Zen From the Desk of Arty: Bullying

Jan 17, 2012 14:28

Four eyes. Adopted. Mutant. Freak. Cripple. Bitch. Teacher's pet. Know-it-all. E.T.
Broken glasses. Broken arm. Bloodied nose. Twisted ankle.
Destroyed projects. Books. Homework.
It was worse for me at home.
So many tears for a very long time.

Please believe me, I know it hurts.

They showed me the power of words. They showed me how someone would feel if they were called the same things.

They gave me empathy.

They taught me to be gentle and to never say a thing I didn't mean. They taught me to be careful of phrasing, because of how easy it is to hurt even when you're not trying. They taught me that every pain passes. They taught me how to forgive.

They made me better.

Empathy isn't inborn. It has to be learned. You have to look at someone else and feel your heart ache for them, even when you don't have a stake in their situation.

There are two lessons you can take from cruelty.
The first lesson is how to be cruel to others.
The second is how to be kind.

But you have to understand that being vicious in return doesn't make you stronger. It doesn't make you better than them. Nursing that hurt for years and letting it turn into something ugly and harsh only lets the cycle repeat itself. Again. And again. And again.

The better person has the strength to be a survivor instead of a victim. The strength to break out of the cycle, instead of reciprocating the cruelty - or worse, teaching them that regret for their prior cruelty will only be met with derision.

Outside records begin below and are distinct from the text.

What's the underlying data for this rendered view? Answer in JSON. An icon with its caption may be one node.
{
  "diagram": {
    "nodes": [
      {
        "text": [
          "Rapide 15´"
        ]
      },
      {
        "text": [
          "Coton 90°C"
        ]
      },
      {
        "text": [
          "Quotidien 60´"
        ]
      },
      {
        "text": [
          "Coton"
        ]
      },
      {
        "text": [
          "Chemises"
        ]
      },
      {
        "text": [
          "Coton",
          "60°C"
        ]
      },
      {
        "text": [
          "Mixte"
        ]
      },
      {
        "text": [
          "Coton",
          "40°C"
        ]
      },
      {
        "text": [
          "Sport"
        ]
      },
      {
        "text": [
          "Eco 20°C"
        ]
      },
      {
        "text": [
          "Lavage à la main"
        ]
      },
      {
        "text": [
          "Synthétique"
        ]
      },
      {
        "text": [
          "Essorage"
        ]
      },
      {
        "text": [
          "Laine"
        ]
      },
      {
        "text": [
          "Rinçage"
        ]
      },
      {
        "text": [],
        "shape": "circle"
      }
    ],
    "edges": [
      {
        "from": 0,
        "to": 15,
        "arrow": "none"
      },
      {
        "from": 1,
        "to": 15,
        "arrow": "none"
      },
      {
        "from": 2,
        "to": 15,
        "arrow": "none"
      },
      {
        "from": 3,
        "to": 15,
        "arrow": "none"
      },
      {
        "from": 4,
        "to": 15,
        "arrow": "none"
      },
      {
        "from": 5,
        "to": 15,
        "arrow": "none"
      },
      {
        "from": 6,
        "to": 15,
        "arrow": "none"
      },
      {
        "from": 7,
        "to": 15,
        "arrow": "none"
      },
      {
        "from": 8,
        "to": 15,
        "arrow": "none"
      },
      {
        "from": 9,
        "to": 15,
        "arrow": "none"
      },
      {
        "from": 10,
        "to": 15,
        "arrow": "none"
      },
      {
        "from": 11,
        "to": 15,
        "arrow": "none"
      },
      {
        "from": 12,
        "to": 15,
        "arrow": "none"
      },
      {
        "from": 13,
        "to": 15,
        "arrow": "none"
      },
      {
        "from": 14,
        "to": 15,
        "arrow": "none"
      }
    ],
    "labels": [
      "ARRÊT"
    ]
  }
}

People who hurt you are mirroring the lessons of cruelty that they learned from the people around them.
Don't. Be. That. To. Someone.

You can't be better by being cruel.
There is no moral high ground for cutting remarks.
You are -never- the better person for hurting someone else.
Ever.

If we could read the secret history of our enemies, we would find in each man's life a sorrow and a suffering enough to disarm all hostility.